A first step

I’d intended to share pics of iceboats this weekend at the river or maybe to celebrate the snow that’s been falling all day, but instead…

This story has been heavy on my mind and heart all day. The victim was nameless when the story first went to press this morning, but later in the day he was identified and I recognized a connection to one of my clients and before the workday ended I found myself meeting with a policeman to share next of kin information.


I’m bothered by the things I left unsaid last week in my rant about the homeless. I spoke mostly from a place of frustration, rather than from that place in me that works everyday with the poor and that sees the things they really lack.

A job, a home, a purpose to their day… society can provide for those things in some form or another, but…

There’s no way to counter the lack of a loving family to go home to or someone that smiles just to see you come in.

There’s no way to replicate the feel of a warm-mittened hand in yours on the walk home from school.

There’s no way to know what a kiss in the morning, coffee brewing and the newspaper waiting might do.

I’m not foolish enough to believe that love is the only answer. I know enough about the circumstances that lead people to find themselves in this situation. I understand about addiction and mental illness and the kinds of holes in a person’s spirit that a job or a handout can’t fill.

But we can try, can’t we? To take better care of the people we love? To look out for our neighbor? To hand over a dollar or two for the man begging outside the coffee shop, without worrying that he’ll use it, instead, to buy a bottle?

The need is overwhelming to those of us who stop to consider it, rather than just shutting down, or shutting it out entirely. It’s easy to forget, I think, that the answer needn’t be yes or no, all or nothing.

It’s painful to see the need of others; even more painful to be helpless to fix it. Admitting to that is the first step, I think.

12 thoughts on “A first step”

  1. I give you grief, but you’ve a good heart. 🙂

    Money cannot cure some gasping wounds of the soul. Sometimes, nothing can. And as a society, we do not handle vagaries of the human condition well.

  2. Most people do not understand the complexities you describe, the generations of dysfunction, the mental illness. These people have always been present in society and human kindness, not judgement is often what they need. A very thought provoking post Laura.

  3. Your commentary reminded me of an article I found on the web of the Ithaca homeless group documentary called The Jungle.

    It has reminded me, as many issues remind me of late, the need for living wage jobs and affordable housing. Living in a society where our basic needs require money requires a source for earning money. And yet, we continue to lose jobs as well as cutbacks on services. Living in tents may be a temporary solution in a warmer climate or for our region, if it were Summer and we were at a campsite with some basics such as toilets and showers.

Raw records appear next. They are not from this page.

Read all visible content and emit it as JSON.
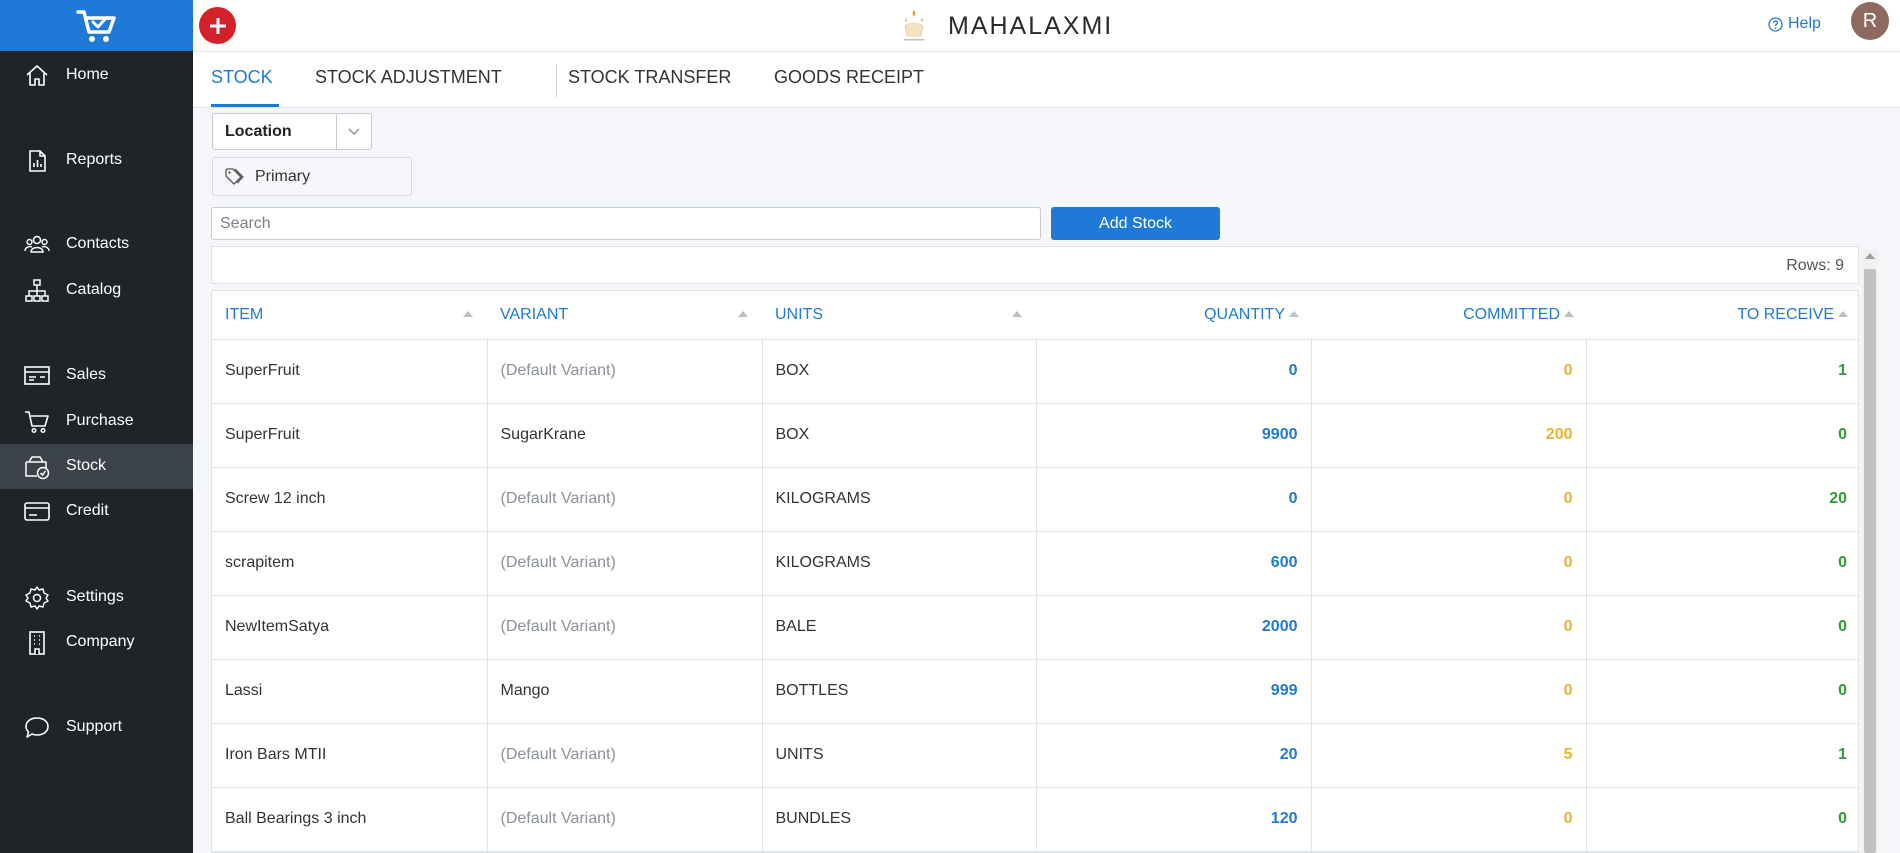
{
  "colors": {
    "accent": "#1e7ad6",
    "sidebar_bg": "#1f2429",
    "quantity": "#1e7ad6",
    "committed": "#f2b02c",
    "to_receive": "#2e9d3a",
    "add_button": "#d32129"
  },
  "sidebar": {
    "logo_icon": "shopping-cart-check-icon",
    "items": [
      {
        "label": "Home",
        "icon": "home-icon"
      },
      {
        "label": "Reports",
        "icon": "report-icon"
      },
      {
        "label": "Contacts",
        "icon": "contacts-icon"
      },
      {
        "label": "Catalog",
        "icon": "catalog-icon"
      },
      {
        "label": "Sales",
        "icon": "sales-icon"
      },
      {
        "label": "Purchase",
        "icon": "cart-icon"
      },
      {
        "label": "Stock",
        "icon": "stock-icon",
        "active": true
      },
      {
        "label": "Credit",
        "icon": "credit-card-icon"
      },
      {
        "label": "Settings",
        "icon": "gear-icon"
      },
      {
        "label": "Company",
        "icon": "building-icon"
      },
      {
        "label": "Support",
        "icon": "chat-icon"
      }
    ]
  },
  "header": {
    "brand_name": "MAHALAXMI",
    "help_label": "Help",
    "avatar_initial": "R"
  },
  "tabs": [
    {
      "label": "STOCK",
      "active": true
    },
    {
      "label": "STOCK ADJUSTMENT"
    },
    {
      "label": "STOCK TRANSFER"
    },
    {
      "label": "GOODS RECEIPT"
    }
  ],
  "filters": {
    "location_label": "Location",
    "tag_label": "Primary",
    "search_placeholder": "Search",
    "add_stock_label": "Add Stock"
  },
  "table": {
    "rows_text": "Rows: 9",
    "columns": [
      "ITEM",
      "VARIANT",
      "UNITS",
      "QUANTITY",
      "COMMITTED",
      "TO RECEIVE"
    ],
    "rows": [
      {
        "item": "SuperFruit",
        "variant": "(Default Variant)",
        "units": "BOX",
        "quantity": "0",
        "committed": "0",
        "to_receive": "1"
      },
      {
        "item": "SuperFruit",
        "variant": "SugarKrane",
        "units": "BOX",
        "quantity": "9900",
        "committed": "200",
        "to_receive": "0"
      },
      {
        "item": "Screw 12 inch",
        "variant": "(Default Variant)",
        "units": "KILOGRAMS",
        "quantity": "0",
        "committed": "0",
        "to_receive": "20"
      },
      {
        "item": "scrapitem",
        "variant": "(Default Variant)",
        "units": "KILOGRAMS",
        "quantity": "600",
        "committed": "0",
        "to_receive": "0"
      },
      {
        "item": "NewItemSatya",
        "variant": "(Default Variant)",
        "units": "BALE",
        "quantity": "2000",
        "committed": "0",
        "to_receive": "0"
      },
      {
        "item": "Lassi",
        "variant": "Mango",
        "units": "BOTTLES",
        "quantity": "999",
        "committed": "0",
        "to_receive": "0"
      },
      {
        "item": "Iron Bars MTII",
        "variant": "(Default Variant)",
        "units": "UNITS",
        "quantity": "20",
        "committed": "5",
        "to_receive": "1"
      },
      {
        "item": "Ball Bearings 3 inch",
        "variant": "(Default Variant)",
        "units": "BUNDLES",
        "quantity": "120",
        "committed": "0",
        "to_receive": "0"
      }
    ]
  }
}
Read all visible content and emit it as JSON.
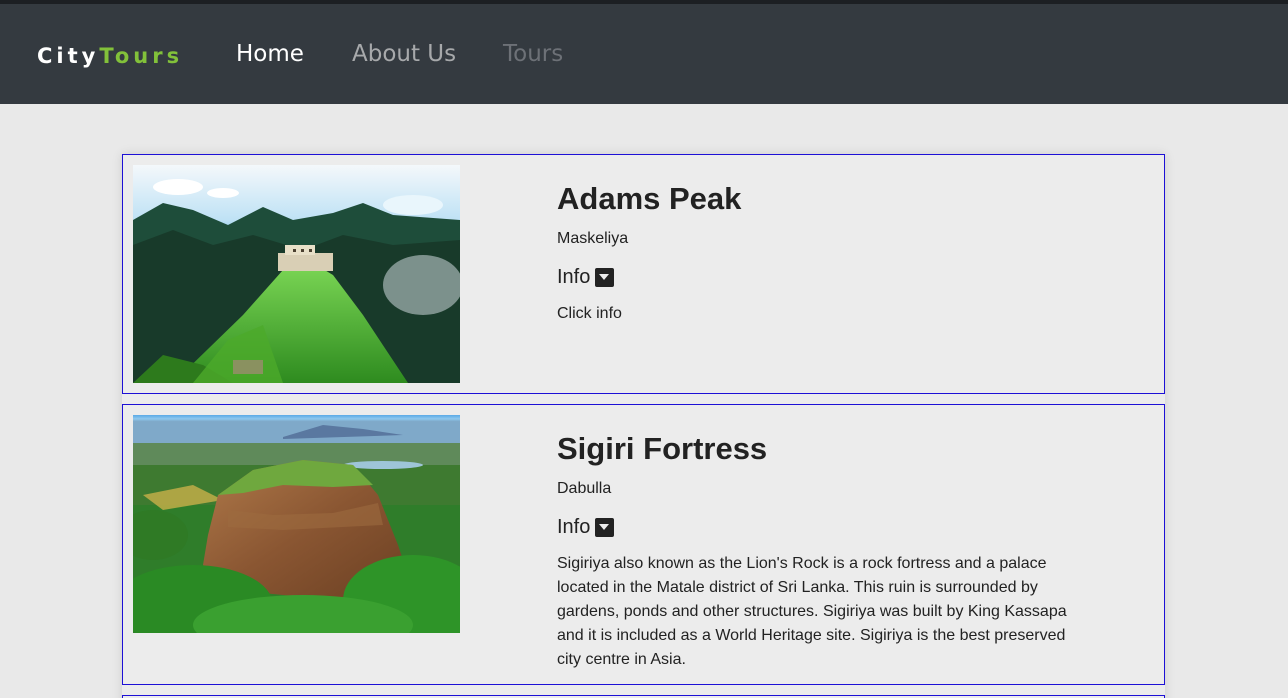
{
  "navbar": {
    "brand_part1": "City",
    "brand_part2": "Tours",
    "links": [
      {
        "label": "Home"
      },
      {
        "label": "About Us"
      },
      {
        "label": "Tours"
      }
    ]
  },
  "tours": [
    {
      "title": "Adams Peak",
      "location": "Maskeliya",
      "info_label": "Info",
      "description": "Click info"
    },
    {
      "title": "Sigiri Fortress",
      "location": "Dabulla",
      "info_label": "Info",
      "description": "Sigiriya also known as the Lion's Rock is a rock fortress and a palace located in the Matale district of Sri Lanka. This ruin is surrounded by gardens, ponds and other structures. Sigiriya was built by King Kassapa and it is included as a World Heritage site. Sigiriya is the best preserved city centre in Asia."
    }
  ],
  "colors": {
    "navbar_bg": "#343a40",
    "brand_accent": "#82c13a",
    "card_border": "#1d10d6",
    "page_bg": "#e9e9e9"
  },
  "icons": {
    "info_toggle": "caret-down-square-icon"
  }
}
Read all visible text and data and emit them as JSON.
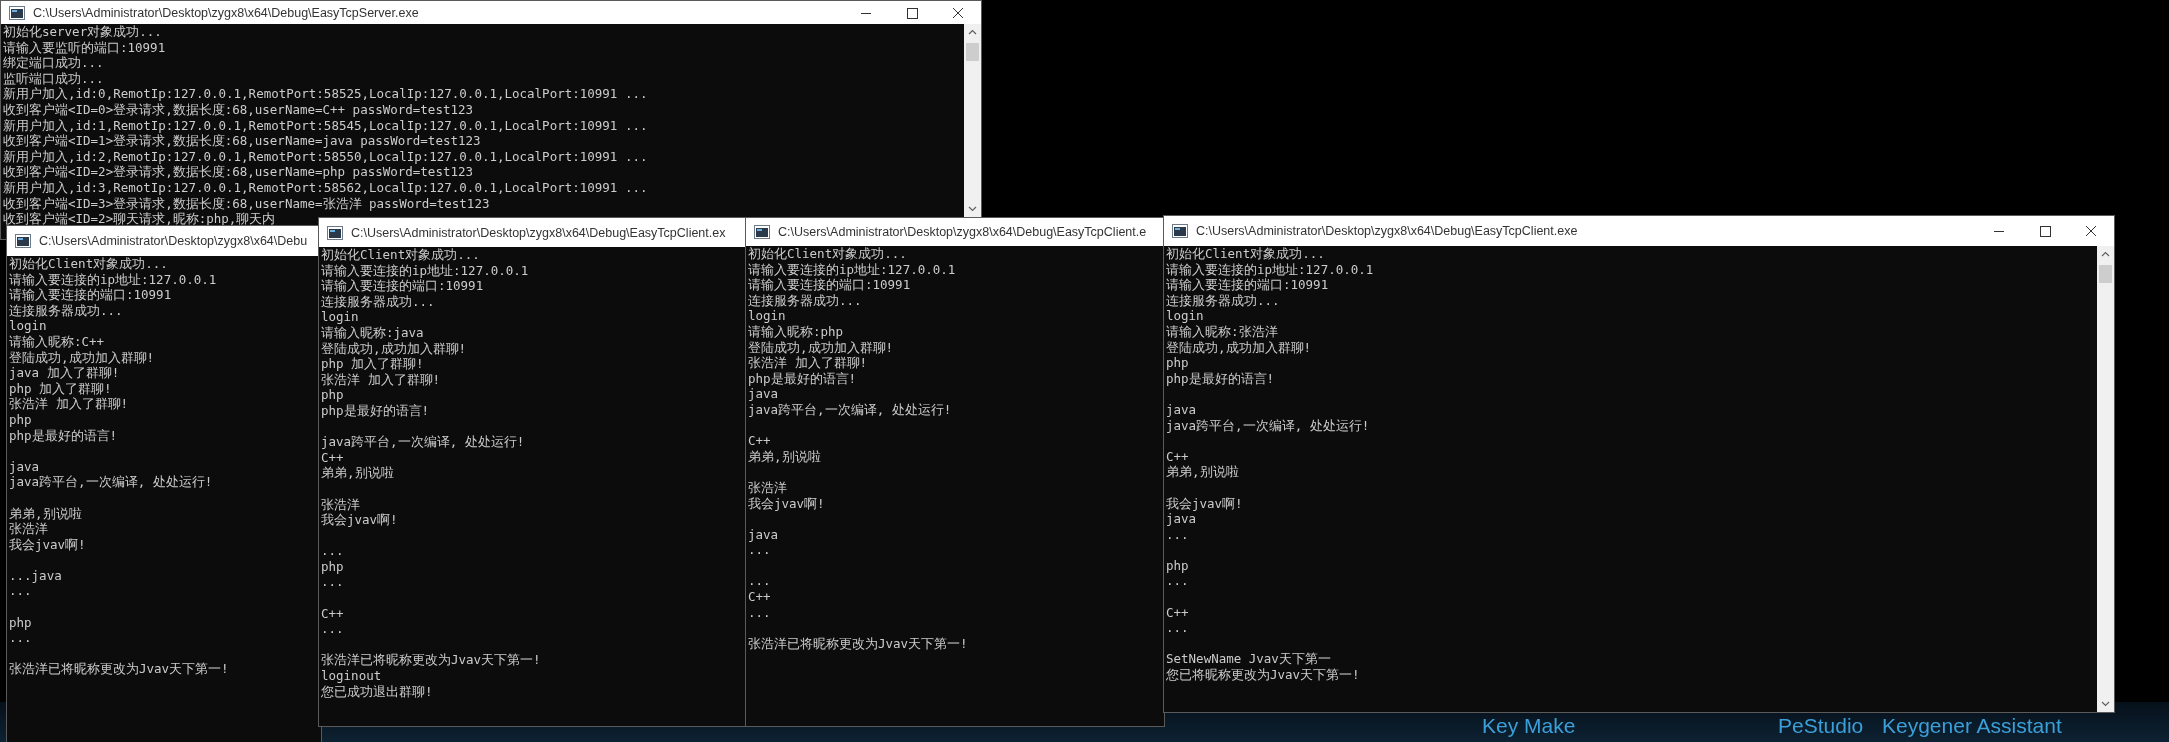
{
  "windows": [
    {
      "title": "C:\\Users\\Administrator\\Desktop\\zygx8\\x64\\Debug\\EasyTcpServer.exe",
      "caption_buttons": true,
      "scrollbar": true,
      "blocks": [
        {
          "lines": [
            "初始化server对象成功...",
            "请输入要监听的端口:10991",
            "绑定端口成功...",
            "监听端口成功...",
            "新用户加入,id:0,RemotIp:127.0.0.1,RemotPort:58525,LocalIp:127.0.0.1,LocalPort:10991 ...",
            "收到客户端<ID=0>登录请求,数据长度:68,userName=C++ passWord=test123",
            "新用户加入,id:1,RemotIp:127.0.0.1,RemotPort:58545,LocalIp:127.0.0.1,LocalPort:10991 ...",
            "收到客户端<ID=1>登录请求,数据长度:68,userName=java passWord=test123",
            "新用户加入,id:2,RemotIp:127.0.0.1,RemotPort:58550,LocalIp:127.0.0.1,LocalPort:10991 ...",
            "收到客户端<ID=2>登录请求,数据长度:68,userName=php passWord=test123",
            "新用户加入,id:3,RemotIp:127.0.0.1,RemotPort:58562,LocalIp:127.0.0.1,LocalPort:10991 ...",
            "收到客户端<ID=3>登录请求,数据长度:68,userName=张浩洋 passWord=test123",
            "收到客户端<ID=2>聊天请求,昵称:php,聊天内"
          ]
        }
      ]
    },
    {
      "title": "C:\\Users\\Administrator\\Desktop\\zygx8\\x64\\Debu",
      "blocks": [
        {
          "lines": [
            "初始化Client对象成功...",
            "请输入要连接的ip地址:127.0.0.1",
            "请输入要连接的端口:10991",
            "连接服务器成功...",
            "login",
            "请输入昵称:C++",
            "登陆成功,成功加入群聊!",
            "java 加入了群聊!",
            "php 加入了群聊!",
            "张浩洋 加入了群聊!",
            "php",
            "php是最好的语言!"
          ]
        },
        {
          "lines": [
            "java",
            "java跨平台,一次编译, 处处运行!"
          ]
        },
        {
          "lines": [
            "弟弟,别说啦",
            "张浩洋",
            "我会jvav啊!"
          ]
        },
        {
          "lines": [
            "...java",
            "..."
          ]
        },
        {
          "lines": [
            "php",
            "..."
          ]
        },
        {
          "lines": [
            "张浩洋已将昵称更改为Jvav天下第一!"
          ]
        }
      ]
    },
    {
      "title": "C:\\Users\\Administrator\\Desktop\\zygx8\\x64\\Debug\\EasyTcpClient.ex",
      "blocks": [
        {
          "lines": [
            "初始化Client对象成功...",
            "请输入要连接的ip地址:127.0.0.1",
            "请输入要连接的端口:10991",
            "连接服务器成功...",
            "login",
            "请输入昵称:java",
            "登陆成功,成功加入群聊!",
            "php 加入了群聊!",
            "张浩洋 加入了群聊!",
            "php",
            "php是最好的语言!"
          ]
        },
        {
          "lines": [
            "java跨平台,一次编译, 处处运行!",
            "C++",
            "弟弟,别说啦"
          ]
        },
        {
          "lines": [
            "张浩洋",
            "我会jvav啊!"
          ]
        },
        {
          "lines": [
            "...",
            "php",
            "..."
          ]
        },
        {
          "lines": [
            "C++",
            "..."
          ]
        },
        {
          "lines": [
            "张浩洋已将昵称更改为Jvav天下第一!",
            "loginout",
            "您已成功退出群聊!"
          ]
        }
      ]
    },
    {
      "title": "C:\\Users\\Administrator\\Desktop\\zygx8\\x64\\Debug\\EasyTcpClient.e",
      "blocks": [
        {
          "lines": [
            "初始化Client对象成功...",
            "请输入要连接的ip地址:127.0.0.1",
            "请输入要连接的端口:10991",
            "连接服务器成功...",
            "login",
            "请输入昵称:php",
            "登陆成功,成功加入群聊!",
            "张浩洋 加入了群聊!",
            "php是最好的语言!",
            "java",
            "java跨平台,一次编译, 处处运行!"
          ]
        },
        {
          "lines": [
            "C++",
            "弟弟,别说啦"
          ]
        },
        {
          "lines": [
            "张浩洋",
            "我会jvav啊!"
          ]
        },
        {
          "lines": [
            "java",
            "..."
          ]
        },
        {
          "lines": [
            "...",
            "C++",
            "..."
          ]
        },
        {
          "lines": [
            "张浩洋已将昵称更改为Jvav天下第一!"
          ]
        }
      ]
    },
    {
      "title": "C:\\Users\\Administrator\\Desktop\\zygx8\\x64\\Debug\\EasyTcpClient.exe",
      "caption_buttons": true,
      "scrollbar": true,
      "blocks": [
        {
          "lines": [
            "初始化Client对象成功...",
            "请输入要连接的ip地址:127.0.0.1",
            "请输入要连接的端口:10991",
            "连接服务器成功...",
            "login",
            "请输入昵称:张浩洋",
            "登陆成功,成功加入群聊!",
            "php",
            "php是最好的语言!"
          ]
        },
        {
          "lines": [
            "java",
            "java跨平台,一次编译, 处处运行!"
          ]
        },
        {
          "lines": [
            "C++",
            "弟弟,别说啦"
          ]
        },
        {
          "lines": [
            "我会jvav啊!",
            "java",
            "..."
          ]
        },
        {
          "lines": [
            "php",
            "..."
          ]
        },
        {
          "lines": [
            "C++",
            "..."
          ]
        },
        {
          "lines": [
            "SetNewName Jvav天下第一",
            "您已将昵称更改为Jvav天下第一!"
          ]
        }
      ]
    }
  ],
  "desktop_icons": [
    {
      "label": "Key Make"
    },
    {
      "label": "PeStudio"
    },
    {
      "label": "Keygener Assistant"
    }
  ]
}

    I thank you so very much for sharing these issues and many thank yous for your understanding and compassion.

  4. I heard your frustration from last weeks post as a response to the whole situation — not at any one person.

    This is what I meant earlier, when I said that the people who “fall through the cracks” are those that lack a strong community of support. You said it much better here.

    Wayne, PA

  5. I am so sorry for your pain.

    When I read that article (I am local too), I am ashamed to say I could not even process the reality of the person who had died. When I allow myself to feel, I am bombarded by the images of cold, dark, lonliness, suffering, isolation that these people experience every minute of the day.

    I am grateful for the [ever more] tenuous place I have in society and the resources I have to keep me from his fate. I am grateful for the people who work with the disenfranchised, people like you, and who do more than I do on a daily basis.

  6. “..a purpose to their day” I think that says it all. Since my retirement, I have come to realize how much that means. Not that I am comparing my retirement with the desolation felt by the homeless, but it has made me more aware.

  7. What a knowing and loving post, Laura. Once again, thank goodness we have a few people like you.

    Call me a dreamer, but maybe we could try going back to ‘poor farms.’ Even the Shakers used to take poor people in in the winter. A farm could provided a safe place to live, a job, food, and a group of people united in a common goal. It would not be family, it might not be love, but it would be a whole lot better than a city doorway.

  8. To come face to face with this sadness every day must be difficult, Laura. Listening to the local news for 30 minutes in the evening is hard enough… To know these people as you do, almost intimately, must weigh you down sometimes.